Yeah, you are correct. The irq disabling window has to cover all the 
cpc_read(). I didn't test with this patch. My test was done conceptually 
with:

disable irq
cppc_get_perf_ctrs(t0)
udelay(2)
cppc_get_perf_ctrs(t1)
enable irq

But this will break cpc_read_ffh().

>
> (asking for more information)
> Just to check, the core/perf counters are AMUs and the other CPPC 
> registers
> are mmio right ? Is it possible to know the CPPC registers that are
> implemented on your platform ?

AFAIK, the perf counters are implemented by AMU and accessed via mmio, 
the other CPPC registers are implemented by PCC.

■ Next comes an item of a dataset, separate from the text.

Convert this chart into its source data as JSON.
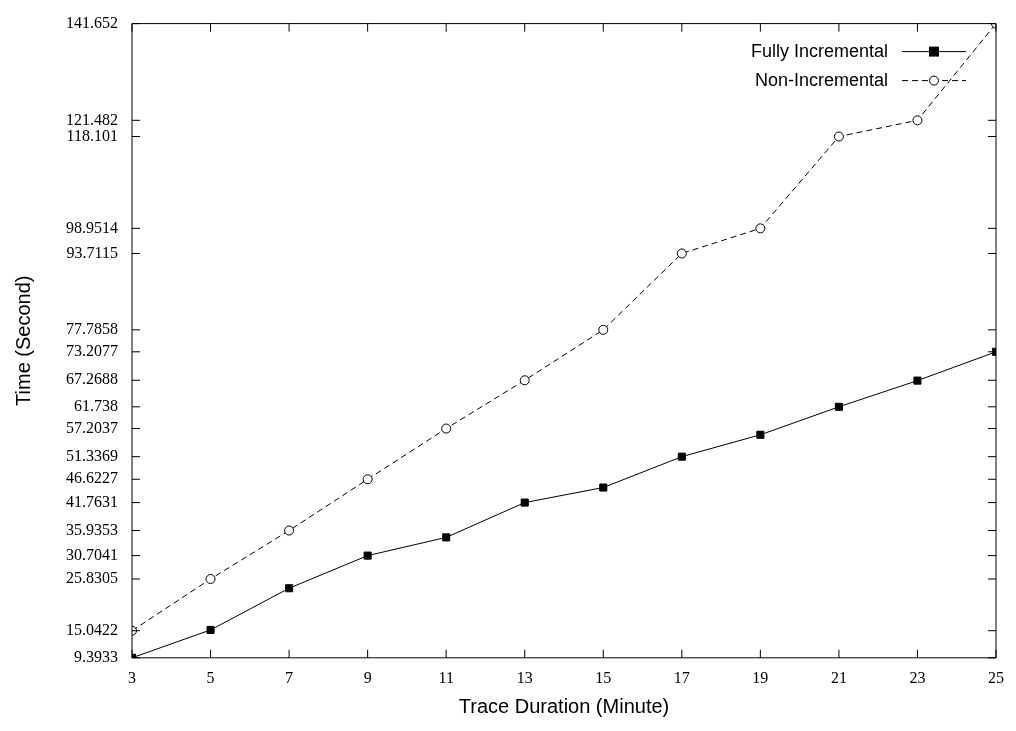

> Also is it possible which platform you are using ?

Ampere One

>
>>
>> diff --git a/drivers/acpi/cppc_acpi.c b/drivers/acpi/cppc_acpi.c
>> index c51d3ccb4cca..f3c92d844074 100644
>> --- a/drivers/acpi/cppc_acpi.c
>> +++ b/drivers/acpi/cppc_acpi.c
>> @@ -982,6 +982,7 @@ static int cpc_read(int cpu, struct
>> cpc_register_resource *reg_res, u64 *val)
>>           void __iomem *vaddr = NULL;
>>           int pcc_ss_id = per_cpu(cpu_pcc_subspace_idx, cpu);
>>           struct cpc_reg *reg = &reg_res->cpc_entry.reg;
>> +       unsigned long flags;
>>
>>           if (reg_res->type == ACPI_TYPE_INTEGER) {
>>                   *val = reg_res->cpc_entry.int_value;
>> @@ -1015,6 +1016,7 @@ static int cpc_read(int cpu, struct
>> cpc_register_resource *reg_res, u64 *val)
>>                   return
>> acpi_os_read_memory((acpi_physical_address)reg->address,
>>                                   val, reg->bit_width);
>>
>> +       local_irq_save(flags);
>>           switch (reg->bit_width) {
>>           case 8:
>>                   *val = readb_relaxed(vaddr);
>> @@ -1029,10 +1031,12 @@ static int cpc_read(int cpu, struct
>> cpc_register_resource *reg_res, u64 *val)
>>                   *val = readq_relaxed(vaddr);
>>                   break;
>>           default:
>> +               local_irq_restore(flags);
>>                   pr_debug("Error: Cannot read %u bit width from PCC for
>> ss: %d\n",
>>                            reg->bit_width, pcc_ss_id);
>>                   return -EFAULT;
>>           }
>> +       local_irq_restore(flags);
>>
>>           return 0;
>>    }
>>
>>>          /*
>>>           * Per spec, if ctr_wrap_time optional register is
>>> unsupported, then the
>>>           * performance counters are assumed to never wrap during the
>>> lifetime of
>>>
>>>> Third, if the counters are implemented by AMU, cpc_read_ffh() needs to
>>>> send IPI so it requires IRQ enabled.
>>>
>>> If I'm not mistaken, the CPU calling cpc_read_ffh() might have IRQs
>>> disabled,
>>> it should not prevent it to send IPIs no ?
>>
>> It can't work with irq disabled. The comment in counters_read_on_cpu()
>> says "Abort call on counterless CPU or when interrupts are disabled -
>> can lead to deadlock in smp sync call."
>>
>>
>> And it just returns -EPERM and raise a warning if irq is disabled.
>
> Ok right,
>
> Regards,
> Piere